I demonstrate composing regular expressions, EBNF grammars and CombinedParsers.jl constructors to build a slick message broker system inspired by Apache Kafka:
Log lines and other messages are parsed to julia types.
Parsed instances are brokered by julia's multiple dispatch into different data sinks (git managed CSV, SearchLight.jl).
Step by step I show available options for defining CombinedParsers to process different message formats (e.g. log lines) and to transform into julia result_types.
The examples demonstrate that julia's dispatch leverages parsed result_types straightforwardly to a slick and powerful platform for complex string-processing workflows like message brokering similar to Apache Kafka:
Julia's multiple dispatch is easier to write and executes faster than conditional programming patterns of the form "if this kind of thing then do x" in java-based Kafka.
The demonstration exemplifies dispatch into different data sinks like git managed CSV and text files, SearchLight.jl, and even Telegram.jl Bot alerts.
The workshop details the use of grammar languages supported by CombinedParsers.jl:
You can conveniently compose existing EBNF Grammars with PCRE regular expressions and CombinedParser's julia constructors to create fast pure julia compiled (also recursive) parsers.
Regular expressions and EBNF CombinedParsers result in nested (named) tuples by default.
Users can inject transformation functions for any (sub-)parser after definition as EBNF/PCRE.
Alternatively a CombinedParsers julia syntax equivalent to a PCRE/EBNF grammar can be printed and amended with transformations.
For improved performance, lazy transformations allow access to parts of a parsed string without transforming the full parsing result (similar to LazyJSON.jl).
Benchmarks and standards compliance is reported based on extensive unit tests.

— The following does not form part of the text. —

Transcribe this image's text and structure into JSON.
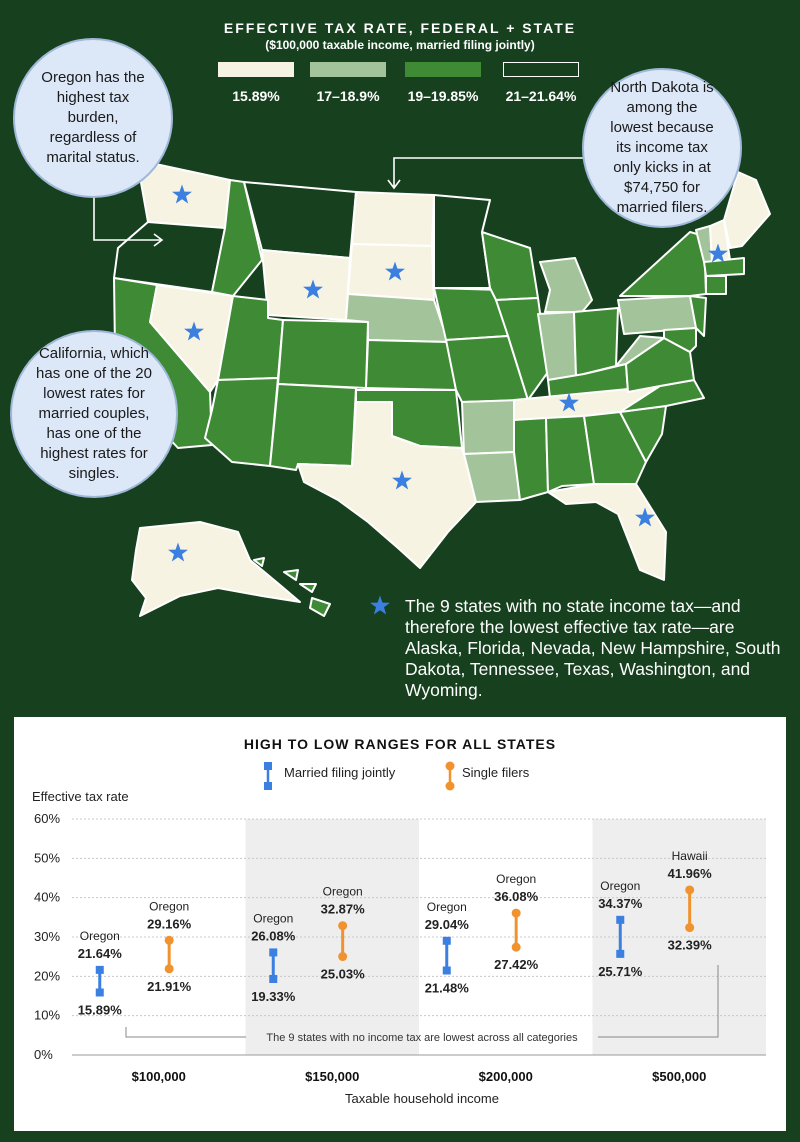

Julia CombinedParsers performance competes with the PCRE C library, which is among the fastest regex libraries on the market.
This is achieved by leveraging the excellent julia compiler with generated functions, multiple dispatch and parametric types.

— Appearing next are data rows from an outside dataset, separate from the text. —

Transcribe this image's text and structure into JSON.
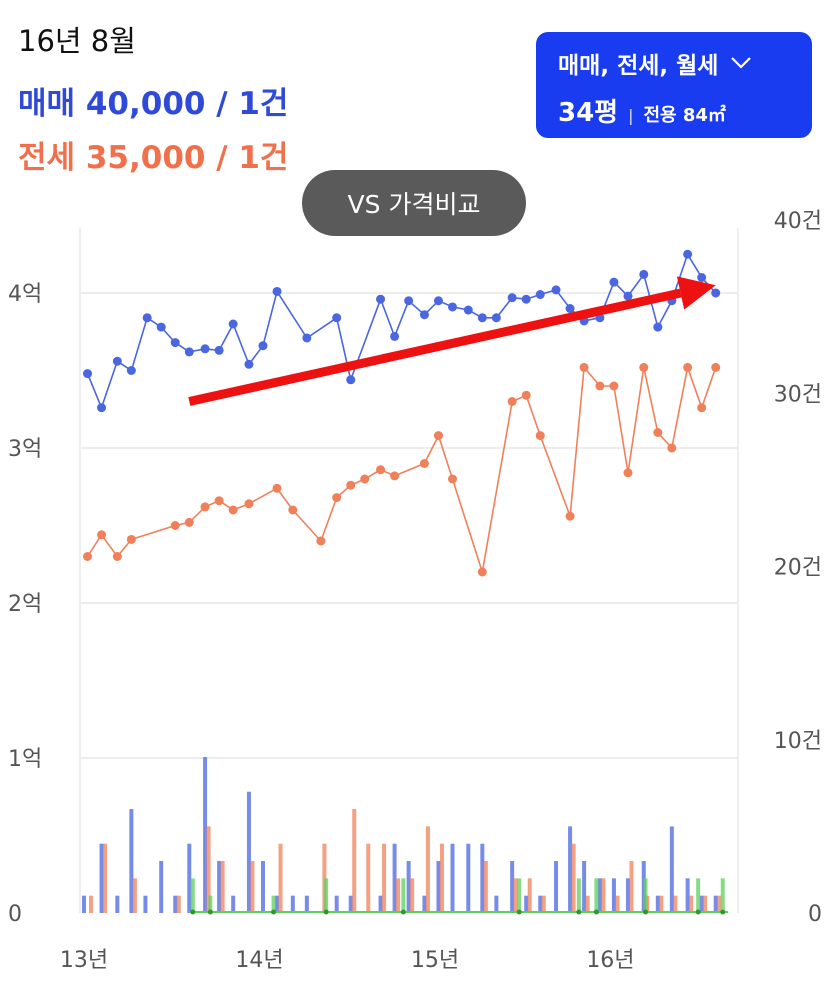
{
  "header": {
    "date": "16년 8월",
    "sale": "매매 40,000 / 1건",
    "jeonse": "전세 35,000 / 1건"
  },
  "filter": {
    "types": "매매, 전세, 월세",
    "chevron": "chevron-down-icon",
    "size": "34평",
    "separator": "|",
    "area": "전용 84㎡"
  },
  "compare_button": {
    "label": "VS 가격비교"
  },
  "colors": {
    "sale": "#4a66e0",
    "jeonse": "#f0805a",
    "monthly": "#5dcf5d",
    "arrow": "#ee1111",
    "accent": "#1a3cf0"
  },
  "chart_data": {
    "type": "line",
    "x_axis": {
      "ticks": [
        "13년",
        "14년",
        "15년",
        "16년"
      ],
      "tick_positions": [
        2013,
        2014,
        2015,
        2016
      ],
      "range": [
        2013.0,
        2016.67
      ]
    },
    "y_left": {
      "ticks": [
        "0",
        "1억",
        "2억",
        "3억",
        "4억"
      ],
      "tick_values": [
        0,
        1,
        2,
        3,
        4
      ],
      "unit": "억원",
      "range": [
        0,
        4.3
      ]
    },
    "y_right": {
      "ticks": [
        "0",
        "10건",
        "20건",
        "30건",
        "40건"
      ],
      "tick_values": [
        0,
        10,
        20,
        30,
        40
      ],
      "unit": "건",
      "range": [
        0,
        40
      ]
    },
    "grid": true,
    "arrow": {
      "from": [
        2013.6,
        3.3
      ],
      "to": [
        2016.6,
        4.05
      ]
    },
    "price_series": [
      {
        "name": "매매",
        "color": "#4a66e0",
        "points": [
          [
            2013.02,
            3.48
          ],
          [
            2013.1,
            3.26
          ],
          [
            2013.19,
            3.56
          ],
          [
            2013.27,
            3.5
          ],
          [
            2013.36,
            3.84
          ],
          [
            2013.44,
            3.78
          ],
          [
            2013.52,
            3.68
          ],
          [
            2013.6,
            3.62
          ],
          [
            2013.69,
            3.64
          ],
          [
            2013.77,
            3.63
          ],
          [
            2013.85,
            3.8
          ],
          [
            2013.94,
            3.54
          ],
          [
            2014.02,
            3.66
          ],
          [
            2014.1,
            4.01
          ],
          [
            2014.27,
            3.71
          ],
          [
            2014.44,
            3.84
          ],
          [
            2014.52,
            3.44
          ],
          [
            2014.69,
            3.96
          ],
          [
            2014.77,
            3.72
          ],
          [
            2014.85,
            3.95
          ],
          [
            2014.94,
            3.86
          ],
          [
            2015.02,
            3.95
          ],
          [
            2015.1,
            3.91
          ],
          [
            2015.19,
            3.89
          ],
          [
            2015.27,
            3.84
          ],
          [
            2015.35,
            3.84
          ],
          [
            2015.44,
            3.97
          ],
          [
            2015.52,
            3.96
          ],
          [
            2015.6,
            3.99
          ],
          [
            2015.69,
            4.02
          ],
          [
            2015.77,
            3.9
          ],
          [
            2015.85,
            3.82
          ],
          [
            2015.94,
            3.84
          ],
          [
            2016.02,
            4.07
          ],
          [
            2016.1,
            3.98
          ],
          [
            2016.19,
            4.12
          ],
          [
            2016.27,
            3.78
          ],
          [
            2016.35,
            3.95
          ],
          [
            2016.44,
            4.25
          ],
          [
            2016.52,
            4.1
          ],
          [
            2016.6,
            4.0
          ]
        ]
      },
      {
        "name": "전세",
        "color": "#f0805a",
        "points": [
          [
            2013.02,
            2.3
          ],
          [
            2013.1,
            2.44
          ],
          [
            2013.19,
            2.3
          ],
          [
            2013.27,
            2.41
          ],
          [
            2013.52,
            2.5
          ],
          [
            2013.6,
            2.52
          ],
          [
            2013.69,
            2.62
          ],
          [
            2013.77,
            2.66
          ],
          [
            2013.85,
            2.6
          ],
          [
            2013.94,
            2.64
          ],
          [
            2014.1,
            2.74
          ],
          [
            2014.19,
            2.6
          ],
          [
            2014.35,
            2.4
          ],
          [
            2014.44,
            2.68
          ],
          [
            2014.52,
            2.76
          ],
          [
            2014.6,
            2.8
          ],
          [
            2014.69,
            2.86
          ],
          [
            2014.77,
            2.82
          ],
          [
            2014.94,
            2.9
          ],
          [
            2015.02,
            3.08
          ],
          [
            2015.1,
            2.8
          ],
          [
            2015.27,
            2.2
          ],
          [
            2015.44,
            3.3
          ],
          [
            2015.52,
            3.34
          ],
          [
            2015.6,
            3.08
          ],
          [
            2015.77,
            2.56
          ],
          [
            2015.85,
            3.52
          ],
          [
            2015.94,
            3.4
          ],
          [
            2016.02,
            3.4
          ],
          [
            2016.1,
            2.84
          ],
          [
            2016.19,
            3.52
          ],
          [
            2016.27,
            3.1
          ],
          [
            2016.35,
            3.0
          ],
          [
            2016.44,
            3.52
          ],
          [
            2016.52,
            3.26
          ],
          [
            2016.6,
            3.52
          ]
        ]
      }
    ],
    "volume_series": [
      {
        "name": "매매",
        "color": "#4a66e0",
        "x": [
          2013.0,
          2013.1,
          2013.19,
          2013.27,
          2013.35,
          2013.44,
          2013.52,
          2013.6,
          2013.69,
          2013.77,
          2013.85,
          2013.94,
          2014.02,
          2014.1,
          2014.19,
          2014.27,
          2014.44,
          2014.52,
          2014.69,
          2014.77,
          2014.85,
          2014.94,
          2015.02,
          2015.1,
          2015.19,
          2015.27,
          2015.35,
          2015.44,
          2015.52,
          2015.6,
          2015.69,
          2015.77,
          2015.85,
          2015.94,
          2016.02,
          2016.1,
          2016.19,
          2016.27,
          2016.35,
          2016.44,
          2016.52,
          2016.6
        ],
        "values": [
          1,
          4,
          1,
          6,
          1,
          3,
          1,
          4,
          9,
          3,
          1,
          7,
          3,
          1,
          1,
          1,
          1,
          1,
          1,
          4,
          3,
          1,
          3,
          4,
          4,
          4,
          1,
          3,
          1,
          1,
          3,
          5,
          3,
          2,
          2,
          2,
          3,
          1,
          5,
          2,
          1,
          1
        ]
      },
      {
        "name": "전세",
        "color": "#f0805a",
        "x": [
          2013.04,
          2013.12,
          2013.29,
          2013.54,
          2013.71,
          2013.79,
          2013.96,
          2014.12,
          2014.37,
          2014.54,
          2014.62,
          2014.71,
          2014.79,
          2014.87,
          2014.96,
          2015.04,
          2015.29,
          2015.46,
          2015.54,
          2015.62,
          2015.79,
          2015.87,
          2015.96,
          2016.04,
          2016.12,
          2016.21,
          2016.29,
          2016.37,
          2016.46,
          2016.54,
          2016.62
        ],
        "values": [
          1,
          4,
          2,
          1,
          5,
          3,
          3,
          4,
          4,
          6,
          4,
          4,
          2,
          2,
          5,
          4,
          3,
          2,
          2,
          1,
          4,
          1,
          2,
          1,
          3,
          1,
          1,
          1,
          1,
          1,
          1
        ]
      },
      {
        "name": "월세",
        "color": "#5dcf5d",
        "x": [
          2013.62,
          2013.72,
          2014.08,
          2014.38,
          2014.82,
          2015.48,
          2015.82,
          2015.92,
          2016.2,
          2016.5,
          2016.64
        ],
        "values": [
          2,
          1,
          1,
          2,
          2,
          2,
          2,
          2,
          2,
          2,
          2
        ]
      }
    ]
  }
}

CombinedParsers supports to lazily iterate all valid parsings if not unique, and the TextParse interface to include CombinedParsers e.g. in CSV.jl.

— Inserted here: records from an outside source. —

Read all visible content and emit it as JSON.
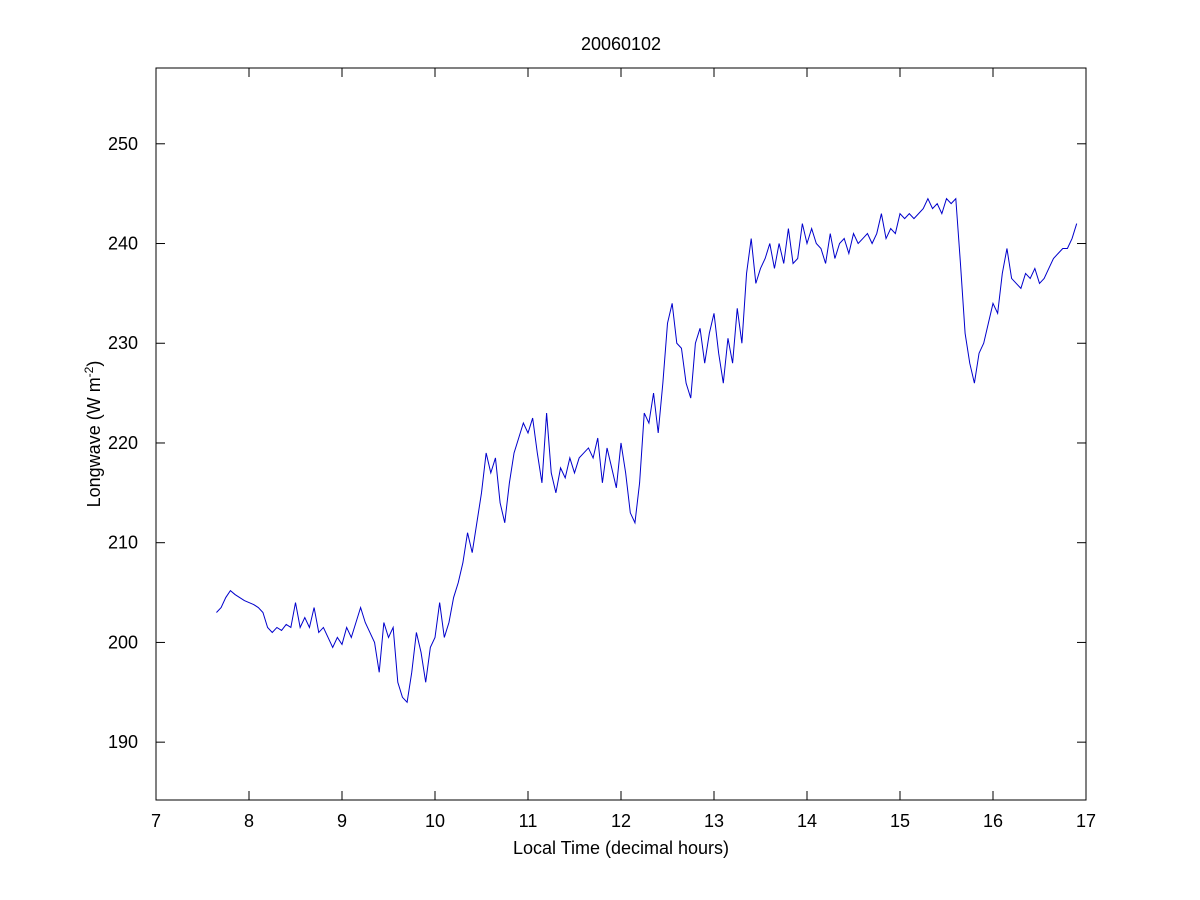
{
  "chart_data": {
    "type": "line",
    "title": "20060102",
    "xlabel": "Local Time (decimal hours)",
    "ylabel": {
      "text": "Longwave (W m",
      "superscript": "-2",
      "suffix": ")"
    },
    "xlim": [
      7,
      17
    ],
    "xticks": [
      7,
      8,
      9,
      10,
      11,
      12,
      13,
      14,
      15,
      16,
      17
    ],
    "ylim": [
      184.2,
      257.6
    ],
    "yticks": [
      190,
      200,
      210,
      220,
      230,
      240,
      250
    ],
    "grid": false,
    "x": [
      7.65,
      7.7,
      7.75,
      7.8,
      7.85,
      7.9,
      7.95,
      8.0,
      8.05,
      8.1,
      8.15,
      8.2,
      8.25,
      8.3,
      8.35,
      8.4,
      8.45,
      8.5,
      8.55,
      8.6,
      8.65,
      8.7,
      8.75,
      8.8,
      8.85,
      8.9,
      8.95,
      9.0,
      9.05,
      9.1,
      9.15,
      9.2,
      9.25,
      9.3,
      9.35,
      9.4,
      9.45,
      9.5,
      9.55,
      9.6,
      9.65,
      9.7,
      9.75,
      9.8,
      9.85,
      9.9,
      9.95,
      10.0,
      10.05,
      10.1,
      10.15,
      10.2,
      10.25,
      10.3,
      10.35,
      10.4,
      10.45,
      10.5,
      10.55,
      10.6,
      10.65,
      10.7,
      10.75,
      10.8,
      10.85,
      10.9,
      10.95,
      11.0,
      11.05,
      11.1,
      11.15,
      11.2,
      11.25,
      11.3,
      11.35,
      11.4,
      11.45,
      11.5,
      11.55,
      11.6,
      11.65,
      11.7,
      11.75,
      11.8,
      11.85,
      11.9,
      11.95,
      12.0,
      12.05,
      12.1,
      12.15,
      12.2,
      12.25,
      12.3,
      12.35,
      12.4,
      12.45,
      12.5,
      12.55,
      12.6,
      12.65,
      12.7,
      12.75,
      12.8,
      12.85,
      12.9,
      12.95,
      13.0,
      13.05,
      13.1,
      13.15,
      13.2,
      13.25,
      13.3,
      13.35,
      13.4,
      13.45,
      13.5,
      13.55,
      13.6,
      13.65,
      13.7,
      13.75,
      13.8,
      13.85,
      13.9,
      13.95,
      14.0,
      14.05,
      14.1,
      14.15,
      14.2,
      14.25,
      14.3,
      14.35,
      14.4,
      14.45,
      14.5,
      14.55,
      14.6,
      14.65,
      14.7,
      14.75,
      14.8,
      14.85,
      14.9,
      14.95,
      15.0,
      15.05,
      15.1,
      15.15,
      15.2,
      15.25,
      15.3,
      15.35,
      15.4,
      15.45,
      15.5,
      15.55,
      15.6,
      15.65,
      15.7,
      15.75,
      15.8,
      15.85,
      15.9,
      15.95,
      16.0,
      16.05,
      16.1,
      16.15,
      16.2,
      16.25,
      16.3,
      16.35,
      16.4,
      16.45,
      16.5,
      16.55,
      16.6,
      16.65,
      16.7,
      16.75,
      16.8,
      16.85,
      16.9
    ],
    "series": [
      {
        "color": "#0000cc",
        "values": [
          203,
          203.5,
          204.5,
          205.2,
          204.8,
          204.5,
          204.2,
          204,
          203.8,
          203.5,
          203,
          201.5,
          201,
          201.5,
          201.2,
          201.8,
          201.5,
          204,
          201.5,
          202.5,
          201.5,
          203.5,
          201,
          201.5,
          200.5,
          199.5,
          200.5,
          199.8,
          201.5,
          200.5,
          202,
          203.5,
          202,
          201,
          200,
          197,
          202,
          200.5,
          201.5,
          196,
          194.5,
          194,
          197,
          201,
          199,
          196,
          199.5,
          200.5,
          204,
          200.5,
          202,
          204.5,
          206,
          208,
          211,
          209,
          212,
          215,
          219,
          217,
          218.5,
          214,
          212,
          216,
          219,
          220.5,
          222,
          221,
          222.5,
          219,
          216,
          223,
          217,
          215,
          217.5,
          216.5,
          218.5,
          217,
          218.5,
          219,
          219.5,
          218.5,
          220.5,
          216,
          219.5,
          217.5,
          215.5,
          220,
          217,
          213,
          212,
          216,
          223,
          222,
          225,
          221,
          226,
          232,
          234,
          230,
          229.5,
          226,
          224.5,
          230,
          231.5,
          228,
          231,
          233,
          229,
          226,
          230.5,
          228,
          233.5,
          230,
          237,
          240.5,
          236,
          237.5,
          238.5,
          240,
          237.5,
          240,
          238,
          241.5,
          238,
          238.5,
          242,
          240,
          241.5,
          240,
          239.5,
          238,
          241,
          238.5,
          240,
          240.5,
          239,
          241,
          240,
          240.5,
          241,
          240,
          241,
          243,
          240.5,
          241.5,
          241,
          243,
          242.5,
          243,
          242.5,
          243,
          243.5,
          244.5,
          243.5,
          244,
          243,
          244.5,
          244,
          244.5,
          238,
          231,
          228,
          226,
          229,
          230,
          232,
          234,
          233,
          237,
          239.5,
          236.5,
          236,
          235.5,
          237,
          236.5,
          237.5,
          236,
          236.5,
          237.5,
          238.5,
          239,
          239.5,
          239.5,
          240.5,
          242
        ]
      }
    ]
  }
}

Other parsing packages (Automa.jl, ParserCombinator.jl, Lerche.jl) and current limitations and considerations for further optimization will be discussed.
Gregor Kappler carries out psychometric research and data science consulting, and is founder of FilingForest, a julia-focused startup developing solutions for fast unbiased measurement in graph data.
Gregor was initially trained as a mathematician and psychologist, has implemented solutions for semantic text analytics for his PhD in 2007, and developed psychometric models for measuring with texts.
He has worked as a lecturer and researcher at the University of Vienna and the University of Jena and worked on a series of predictive analytic projects for software vendors and customers.
Gregor has switched to Julia from R in 2018, and is creator of the CombinedParsers package which provides parser combinators for fast, recursive and type-save parsing in pure Julia.